The tribunal is investigating alleged garda collusion in the murders of Chief Superintendent Harry Breen and Superintendent Bob Buchanan.
The men were killed in a border ambush in March 1989.
A former RUC officer claimed Chief Supt Breen was concerned that Owen Corrigan was "in the pay of" Thomas slab Murphy.
Retired Detective Chief Inspector Alan Mains, who made the claim on Tuesday, was staff officer for murdered Chief Superintendent Harry Breen.
Mr Mains said he told the then Chief Constable John Hermon of Chief Supt Breen's concerns at a meeting the day after the murders.
This was disputed by the tribunal.

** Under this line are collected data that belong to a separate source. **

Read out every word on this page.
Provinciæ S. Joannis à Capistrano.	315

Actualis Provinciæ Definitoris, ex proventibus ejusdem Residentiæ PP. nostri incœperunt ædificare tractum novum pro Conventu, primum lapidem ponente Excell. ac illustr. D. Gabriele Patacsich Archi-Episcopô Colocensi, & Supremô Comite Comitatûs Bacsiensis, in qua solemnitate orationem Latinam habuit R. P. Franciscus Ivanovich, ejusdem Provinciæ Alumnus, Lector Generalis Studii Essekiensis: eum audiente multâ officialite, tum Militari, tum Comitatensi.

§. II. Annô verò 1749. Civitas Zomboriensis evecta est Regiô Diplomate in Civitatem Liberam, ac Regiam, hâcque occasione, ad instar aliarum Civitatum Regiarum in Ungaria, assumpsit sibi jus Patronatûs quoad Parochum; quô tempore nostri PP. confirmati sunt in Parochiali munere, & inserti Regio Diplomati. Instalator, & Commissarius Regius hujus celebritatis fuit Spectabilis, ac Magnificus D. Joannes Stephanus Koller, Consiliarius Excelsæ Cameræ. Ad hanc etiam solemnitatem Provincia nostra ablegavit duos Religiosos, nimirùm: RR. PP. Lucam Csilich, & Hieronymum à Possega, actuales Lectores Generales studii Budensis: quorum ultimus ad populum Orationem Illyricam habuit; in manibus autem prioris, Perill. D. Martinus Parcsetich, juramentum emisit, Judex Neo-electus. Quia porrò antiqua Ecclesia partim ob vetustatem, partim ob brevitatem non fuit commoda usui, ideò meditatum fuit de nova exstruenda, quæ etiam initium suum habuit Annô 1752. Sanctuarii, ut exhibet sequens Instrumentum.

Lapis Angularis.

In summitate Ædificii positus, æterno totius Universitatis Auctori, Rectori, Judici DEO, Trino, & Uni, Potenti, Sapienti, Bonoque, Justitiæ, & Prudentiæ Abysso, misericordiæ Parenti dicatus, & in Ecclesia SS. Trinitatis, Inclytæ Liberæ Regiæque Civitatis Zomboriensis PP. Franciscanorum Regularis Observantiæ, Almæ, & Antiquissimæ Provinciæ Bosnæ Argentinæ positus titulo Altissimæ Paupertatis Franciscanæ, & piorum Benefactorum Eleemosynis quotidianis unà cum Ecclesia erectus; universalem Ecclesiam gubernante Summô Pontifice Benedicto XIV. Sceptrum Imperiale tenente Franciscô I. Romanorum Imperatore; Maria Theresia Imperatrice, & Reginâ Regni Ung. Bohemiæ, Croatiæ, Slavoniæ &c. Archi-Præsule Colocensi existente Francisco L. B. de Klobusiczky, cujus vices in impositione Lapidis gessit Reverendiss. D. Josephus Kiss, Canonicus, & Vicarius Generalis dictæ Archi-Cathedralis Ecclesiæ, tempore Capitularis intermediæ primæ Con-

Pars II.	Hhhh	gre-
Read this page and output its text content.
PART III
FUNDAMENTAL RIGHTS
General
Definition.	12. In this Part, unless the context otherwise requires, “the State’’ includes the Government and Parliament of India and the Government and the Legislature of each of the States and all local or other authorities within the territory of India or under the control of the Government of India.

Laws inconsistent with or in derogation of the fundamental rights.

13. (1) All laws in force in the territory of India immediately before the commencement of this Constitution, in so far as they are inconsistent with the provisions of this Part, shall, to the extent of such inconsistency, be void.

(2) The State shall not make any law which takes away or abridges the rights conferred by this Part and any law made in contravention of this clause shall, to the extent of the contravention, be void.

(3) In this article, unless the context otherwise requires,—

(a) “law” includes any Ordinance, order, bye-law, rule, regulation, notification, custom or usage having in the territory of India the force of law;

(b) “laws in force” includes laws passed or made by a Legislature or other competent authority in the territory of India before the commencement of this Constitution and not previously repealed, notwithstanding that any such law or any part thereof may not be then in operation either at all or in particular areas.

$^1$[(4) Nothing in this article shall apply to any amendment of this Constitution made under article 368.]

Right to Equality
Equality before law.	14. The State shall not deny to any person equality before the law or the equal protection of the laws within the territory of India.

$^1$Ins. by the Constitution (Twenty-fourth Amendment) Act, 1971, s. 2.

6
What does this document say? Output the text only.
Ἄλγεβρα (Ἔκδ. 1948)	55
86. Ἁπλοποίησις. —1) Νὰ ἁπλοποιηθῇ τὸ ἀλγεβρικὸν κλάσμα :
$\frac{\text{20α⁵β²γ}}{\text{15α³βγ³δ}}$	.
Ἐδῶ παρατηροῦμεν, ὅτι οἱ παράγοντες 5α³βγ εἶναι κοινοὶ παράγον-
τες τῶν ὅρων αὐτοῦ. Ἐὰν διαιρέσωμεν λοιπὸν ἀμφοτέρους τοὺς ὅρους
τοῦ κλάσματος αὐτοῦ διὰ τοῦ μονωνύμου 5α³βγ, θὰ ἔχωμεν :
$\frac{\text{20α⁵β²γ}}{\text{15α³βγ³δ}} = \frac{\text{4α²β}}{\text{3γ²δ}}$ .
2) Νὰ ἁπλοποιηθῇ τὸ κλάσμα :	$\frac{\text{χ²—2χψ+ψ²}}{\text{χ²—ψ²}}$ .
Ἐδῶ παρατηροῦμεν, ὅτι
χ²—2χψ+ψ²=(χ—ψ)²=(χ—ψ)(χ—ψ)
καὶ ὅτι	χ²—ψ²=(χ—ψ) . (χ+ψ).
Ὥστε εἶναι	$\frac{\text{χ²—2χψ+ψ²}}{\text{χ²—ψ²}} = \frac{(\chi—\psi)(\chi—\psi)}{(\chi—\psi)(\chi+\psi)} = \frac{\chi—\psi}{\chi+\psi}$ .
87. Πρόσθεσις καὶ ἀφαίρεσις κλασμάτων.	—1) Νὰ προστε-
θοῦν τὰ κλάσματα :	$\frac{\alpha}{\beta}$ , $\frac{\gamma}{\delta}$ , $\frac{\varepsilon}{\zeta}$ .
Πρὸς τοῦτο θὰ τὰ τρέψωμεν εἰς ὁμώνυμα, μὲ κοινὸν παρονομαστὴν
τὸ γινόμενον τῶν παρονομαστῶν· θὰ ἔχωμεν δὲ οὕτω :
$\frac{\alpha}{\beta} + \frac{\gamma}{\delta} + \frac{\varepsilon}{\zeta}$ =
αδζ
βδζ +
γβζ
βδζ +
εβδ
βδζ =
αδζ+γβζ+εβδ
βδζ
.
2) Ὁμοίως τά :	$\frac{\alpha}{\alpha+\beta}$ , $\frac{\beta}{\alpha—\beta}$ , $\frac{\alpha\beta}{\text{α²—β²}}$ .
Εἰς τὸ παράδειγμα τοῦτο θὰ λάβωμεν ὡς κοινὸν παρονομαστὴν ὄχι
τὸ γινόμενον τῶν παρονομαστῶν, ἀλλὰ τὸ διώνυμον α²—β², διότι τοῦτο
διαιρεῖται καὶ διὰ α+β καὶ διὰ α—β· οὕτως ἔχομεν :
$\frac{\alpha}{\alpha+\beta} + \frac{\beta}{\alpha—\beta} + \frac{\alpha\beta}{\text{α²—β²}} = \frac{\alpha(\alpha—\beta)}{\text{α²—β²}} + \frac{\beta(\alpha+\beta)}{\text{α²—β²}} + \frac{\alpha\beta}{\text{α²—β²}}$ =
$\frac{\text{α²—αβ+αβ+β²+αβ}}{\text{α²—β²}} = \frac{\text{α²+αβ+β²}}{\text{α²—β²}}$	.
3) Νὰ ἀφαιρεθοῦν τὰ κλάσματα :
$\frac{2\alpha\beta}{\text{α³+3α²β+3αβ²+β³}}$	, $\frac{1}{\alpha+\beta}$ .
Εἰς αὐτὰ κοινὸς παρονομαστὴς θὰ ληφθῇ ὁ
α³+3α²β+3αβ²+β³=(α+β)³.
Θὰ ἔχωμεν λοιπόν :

Council for Mr Corrigan stated that in earlier evidence Witness 18, who had attended that meeting, said he had no recollection of Mr Mains making that allegation.
'Vicious campaign'
Mr Mains said he did not mention Mr Corrigan's name in his statement to the RUC following the murders because he had been advised not to by a CID officer.
He rejected the suggestion that Harry Breen had never mentioned Owen Corrigan's name to him.
Mr Mains also told the tribunal that he had heard from garda colleagues that the reason Owen Corrigan had been abducted and viciously beaten by the IRA in 1996 was because he owed money to them.
Council for Mr Corrigan said that he had spent 31 years fighting against the brutality and intimidation of the IRA, that he was the garda chosen to carry out the extradition of well-known republican Dominic McGlinchey in 1984, and that he and his wife had been subjected to a vicious campaign of intimidation in Dundalk and Drogheda by the IRA.
Mr Corrigan's lawyer said his client's name was first mentioned in public in connection with IRA collusion eleven-and-a-half years after the murder of the two officers, when he was named by Jeffrey Donaldson in the House of Commons.